Judging from the insightful comments on yesterday’s post, many of us have (or had) trouble seeing our true physical selves in the mirror, but not so much with photos. That makes sense, in a way, because photos are static and unchanging. We can wiggle, squirm, twist, and turn to get the best angle in the mirror. Or just turn out the lights.
And as some of you alluded to in your comments yesterday, it’s really not that different when you’ve lost weight. Some people still see the “before” image, no matter how much weight they’ve lost. As for me, I see the difference in the mirror and in photos–that part’s fine–but when I look down at my body, it seems like the same size it was before. It’s all a puzzlement, to be sure, and one I’ll be exploring in the future. If I uncover the Big Secret, I’ll be sure to let y’all know.
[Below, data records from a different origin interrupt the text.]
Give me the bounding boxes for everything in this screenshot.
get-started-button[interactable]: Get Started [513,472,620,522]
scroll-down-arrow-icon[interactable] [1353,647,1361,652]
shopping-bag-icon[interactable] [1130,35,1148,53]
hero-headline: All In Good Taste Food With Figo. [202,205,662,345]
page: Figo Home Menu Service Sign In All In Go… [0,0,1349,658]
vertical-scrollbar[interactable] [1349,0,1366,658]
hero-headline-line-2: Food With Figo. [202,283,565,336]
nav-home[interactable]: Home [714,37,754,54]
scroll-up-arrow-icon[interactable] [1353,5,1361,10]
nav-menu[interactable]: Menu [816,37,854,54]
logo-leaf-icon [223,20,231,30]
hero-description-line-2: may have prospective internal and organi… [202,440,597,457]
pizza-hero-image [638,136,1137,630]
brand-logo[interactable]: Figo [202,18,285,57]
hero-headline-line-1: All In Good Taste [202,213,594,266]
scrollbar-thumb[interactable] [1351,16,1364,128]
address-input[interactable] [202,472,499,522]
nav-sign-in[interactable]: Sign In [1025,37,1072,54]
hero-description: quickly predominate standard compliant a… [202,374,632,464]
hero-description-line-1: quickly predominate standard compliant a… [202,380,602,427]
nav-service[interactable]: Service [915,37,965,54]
And while I’m searching for that one, I’ll try to find the one that fixes what I’m calling satisfaxia, the recurring inability to accept one’s body in whatever its shape or form, despite doing everything within one’s power to take care of it. That’s my monster-of-the-moment. Even eighteen months into maintenance and proud of what I’ve accomplished, I’m still too self-critical. Not always, but it’s clear to me that I still have work to do in this area.
In my ponderings today, I recalled walking into a department store one day, midway through my weight loss period, and seeing a nicely-shaped woman’s reflection in the window. I thought, If I could just get to be her size, I’d be satisfied. As I got closer to the window, I saw that it was, of course, MY reflection. But was I satisfied? Of course not. Pleased, but not satisfied.
Part of the issue is legitimate. When you’re an apple-shaped 49-year old who loses 100 pounds, you’re going to have some “leftovers.” And trust me, I’ve got lots of leftovers. Valerie Bertinelli, I’m not! These leftovers are only going away with surgical intervention, which given my unemployed status and lack of a sugar daddy/lottery win/blockbuster best seller, isn’t likely to happen. (Not to mention that it’s MAJOR surgery, and I’m a big chicken.)
So that leaves me with peaceful acceptance, and I’m pretty sure I can get there from here. I don’t even need a mirror. I value my actions more than my appearance (evidenced in the super-casual way I dress), so when I catch myself hyper-criticizing how I look, I’m going to review what I’m doing. If I can honestly say that I’m eating healthy (mostly–and mostly for me is around 90-95%, not 51%) and exercising regularly, then I’m doing all that’s within my control.
I’m not sure if I’ll ever achieve 100% body acceptance (heck, I’m not sure it’s possible!), but I’m going to get as close as I can get. Who I am depends a lot more on what I do, not how my body actually looks. It was true when I was larger, and it’s still true today. I just have to remind myself every now and then.
Meanwhile, if a plastic surgeon who wants LIFETIME FREE ADVERTISING on my blog happens to stop by with an offer of free assistance, maybe I’ll listen.
Or maybe not. I’d probably just start obsessing about the scars.
Goodness, I do go on. I swear, y’all are better (and much cheaper!) than therapy.